Подходящий момент для того, чтобы спросить его, как же он справляется один… Но слова застревают у меня в горле.

– Она убеждена, что «Пресс» пойдет к чертям, только потому, что один из ее прирученных обозревателей невысокого мнения о «Вестях ниоткуда». Этот обозреватель пишет, что они «предают дух „Келмскотт-Пресс“ [26]26
  «Келмскотт-Пресс» – частная печатня, основанная Уильямом Моррисом в 1891 г.; книги, изданные в ней, оказали большое влияние на возрождение книгопечатания высокого качества. (Прим. ред.).


[Закрыть]
самого Морриса».

Дядя Гарет произносит эти слова отрывисто, как будто они по-настоящему ранят его.

– Тебя это заботит?
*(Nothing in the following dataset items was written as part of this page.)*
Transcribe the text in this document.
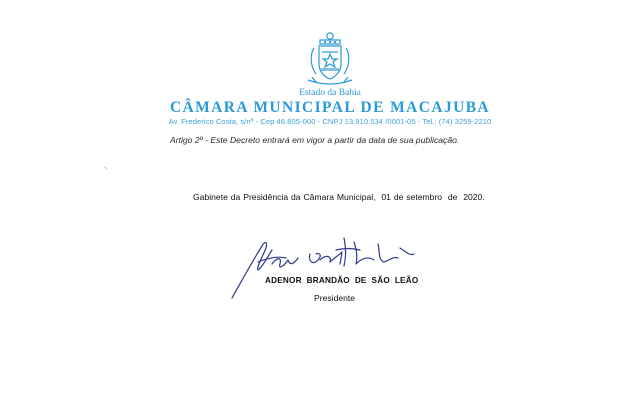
Estado da Bahia
CÂMARA MUNICIPAL DE MACAJUBA
Av. Frederico Costa, s/nº - Cep 46.805-000 - CNPJ 13.910.534 /0001-05 - Tel.: (74) 3259-2210
Artigo 2º - Este Decreto entrará em vigor a partir da data de sua publicação.
Gabinete da Presidência da Câmara Municipal,  01 de setembro  de  2020.
ADENOR  BRANDÃO  DE  SÃO  LEÃO
Presidente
Не похоже, чтобы тебе нравились работы «Келмскотт».

– Мне не нравилось оформление Морриса, но ты не можешь оспаривать важность его издательства, – вздыхает дядя Гарет. – Полагаю, если взглянуть честно, то у обозревателя была причина написать такое. Кое в чем оформление было немного неуместным, а бумага была настолько тонкой, что можно было видеть две несовпадающие стороны. Очень прискорбно. Был ноябрь – ты помнишь, каким он выдался хмурым? – ухмыляется дядя Гарет. – Ах да, для тебя же это лето.

– Он был хмурым, – возражаю я, и он похлопывает меня по плечу, прежде чем подлить в наши бокалы.

– Такого не должно было случиться. Одна из лампочек перегорела, а запасные у меня кончились. Стояла такая ужасная погода, что я не пошел в магазин, просто смирился с плохим освещением. Это было ошибкой, конечно. Я нанял бы помощника, если бы мог. Но настоящие печатники не растут на деревьях и стоят соответственно. И такая работа слишком однообразна для молодых. Но в общем и целом «Вести из ниоткуда» неплохо соответствовали стандартам. Трудно достать бумагу для печатной машины. Даже так называемые прекрасные прессы превращаются в инструмент для печатания фотолитографий, а еще есть компьютеры и так далее. А после поставщики бумаги говорят, что нет спроса.

Я собираюсь сказать, что видела очень хорошую фотолитографию, но тут в нашу тихую беседу врывается рок-музыка – достаточно громкая, чтобы заставить меня подпрыгнуть.

– Это арендаторы, не беспокойся.

– Святые Небеса! А соседи не возражают?

Это не настоящий, необузданный рок времен моего отрочества, а более чувствительный хеви-метал, но он звучит слишком громко.

– Да, соседи приходят и жалуются мне вместо того, чтобы жаловаться арендаторам. Соседи убеждены, что их обругают, если они войдут в дом, хотя на самом деле это случалось всего пару раз. Когда это Элтхэм стал таким буржуазным?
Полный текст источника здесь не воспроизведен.